American gambler and author

Anthony Curtis (born c. 1958) is an American blackjack player, gambler, author and publisher. He publishes the Las Vegas Advisor, a newsletter founded in 1983 that covers discounts in Las Vegas, and Huntington Press, a publishing house that has released books about gambling, as well as true crime, including The Killing of Tupac Shakur, a Los Angeles Times bestseller by author Cathy Scott.

==Early life and education==

Curtis became interested in gambling at age 16 when he read How to Win at Blackjack by Charles Einstein.

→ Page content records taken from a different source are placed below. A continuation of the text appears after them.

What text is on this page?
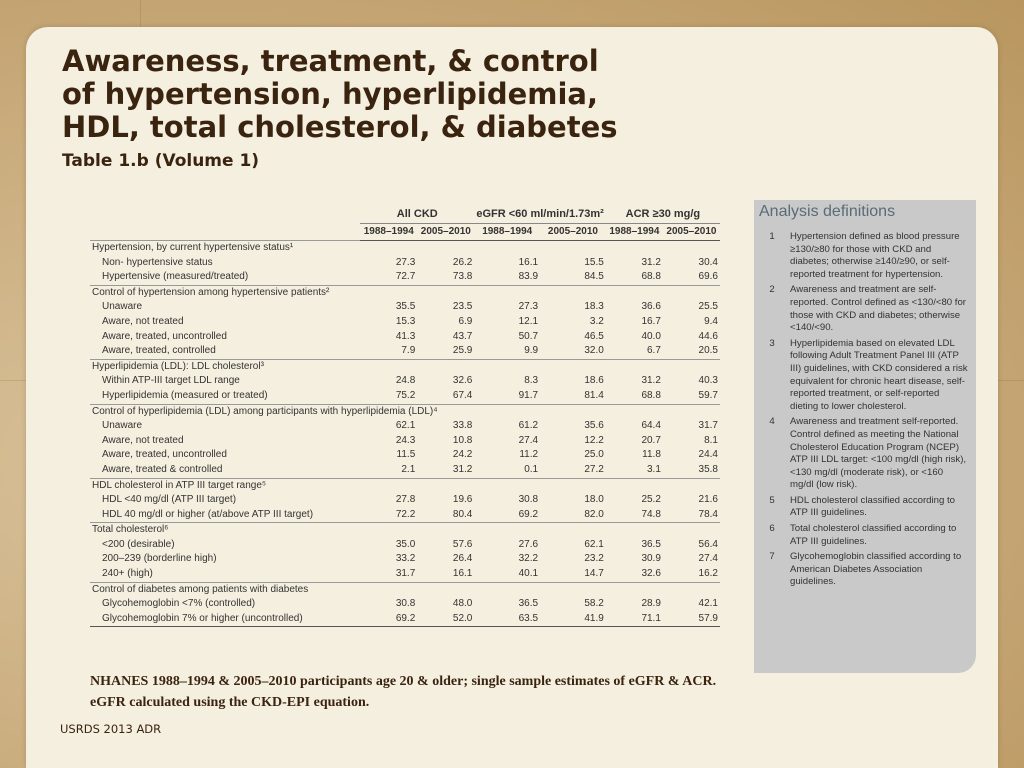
Awareness, treatment, & control
of hypertension, hyperlipidemia,
HDL, total cholesterol, & diabetes
Table 1.b (Volume 1)
	All CKD		eGFR <60 ml/min/1.73m²		ACR ≥30 mg/g	
	1988–1994	2005–2010	1988–1994	2005–2010	1988–1994	2005–2010
Hypertension, by current hypertensive status¹						
Non- hypertensive status	27.3	26.2	16.1	15.5	31.2	30.4
Hypertensive (measured/treated)	72.7	73.8	83.9	84.5	68.8	69.6
Control of hypertension among hypertensive patients²						
Unaware	35.5	23.5	27.3	18.3	36.6	25.5
Aware, not treated	15.3	6.9	12.1	3.2	16.7	9.4
Aware, treated, uncontrolled	41.3	43.7	50.7	46.5	40.0	44.6
Aware, treated, controlled	7.9	25.9	9.9	32.0	6.7	20.5
Hyperlipidemia (LDL): LDL cholesterol³						
Within ATP-III target LDL range	24.8	32.6	8.3	18.6	31.2	40.3
Hyperlipidemia (measured or treated)	75.2	67.4	91.7	81.4	68.8	59.7
Control of hyperlipidemia (LDL) among participants with hyperlipidemia (LDL)⁴						
Unaware	62.1	33.8	61.2	35.6	64.4	31.7
Aware, not treated	24.3	10.8	27.4	12.2	20.7	8.1
Aware, treated, uncontrolled	11.5	24.2	11.2	25.0	11.8	24.4
Aware, treated & controlled	2.1	31.2	0.1	27.2	3.1	35.8
HDL cholesterol in ATP III target range⁵						
HDL <40 mg/dl (ATP III target)	27.8	19.6	30.8	18.0	25.2	21.6
HDL 40 mg/dl or higher (at/above ATP III target)	72.2	80.4	69.2	82.0	74.8	78.4
Total cholesterol⁶						
<200 (desirable)	35.0	57.6	27.6	62.1	36.5	56.4
200–239 (borderline high)	33.2	26.4	32.2	23.2	30.9	27.4
240+ (high)	31.7	16.1	40.1	14.7	32.6	16.2
Control of diabetes among patients with diabetes						
Glycohemoglobin <7% (controlled)	30.8	48.0	36.5	58.2	28.9	42.1
Glycohemoglobin 7% or higher (uncontrolled)	69.2	52.0	63.5	41.9	71.1	57.9
Analysis definitions
1	Hypertension defined as blood pressure ≥130/≥80 for those with CKD and diabetes; otherwise ≥140/≥90, or self-reported treatment for hypertension.
2	Awareness and treatment are self-reported. Control defined as <130/<80 for those with CKD and diabetes; otherwise <140/<90.
3	Hyperlipidemia based on elevated LDL following Adult Treatment Panel III (ATP III) guidelines, with CKD considered a risk equivalent for chronic heart disease, self-reported treatment, or self-reported dieting to lower cholesterol.
4	Awareness and treatment self-reported. Control defined as meeting the National Cholesterol Education Program (NCEP) ATP III LDL target: <100 mg/dl (high risk), <130 mg/dl (moderate risk), or <160 mg/dl (low risk).
5	HDL cholesterol classified according to ATP III guidelines.
6	Total cholesterol classified according to ATP III guidelines.
7	Glycohemoglobin classified according to American Diabetes Association guidelines.
NHANES 1988–1994 & 2005–2010 participants age 20 & older; single sample estimates of eGFR & ACR.
eGFR calculated using the CKD-EPI equation.
USRDS 2013 ADR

After dropping out of Duke University, Curtis moved to Las Vegas in 1979 shortly before turning 21 to pursue gambling professionally.

==Career==
He participated in a team run by Stanford Wong that engaged in tournament play in and around Las Vegas and is known to have won $72k after placing first at a Matchplay Blackjack tournament at the Las Vegas Hilton.

Curtis has appeared on the Travel Channel, Discovery, NBC, A&E and BBC, as well as on televised blackjack events such as the World Series of Blackjack and the Ultimate Blackjack Tour, the latter of which he provided the analyses of play and wrote the commentary that was presented by Max Rubin and Mati Moralejo.

He was the winner at Max Rubin's 2017 Blackjack Ball for the title of "The Best Gambler in the World."

In 2020, he was inducted into the Blackjack Hall of Fame.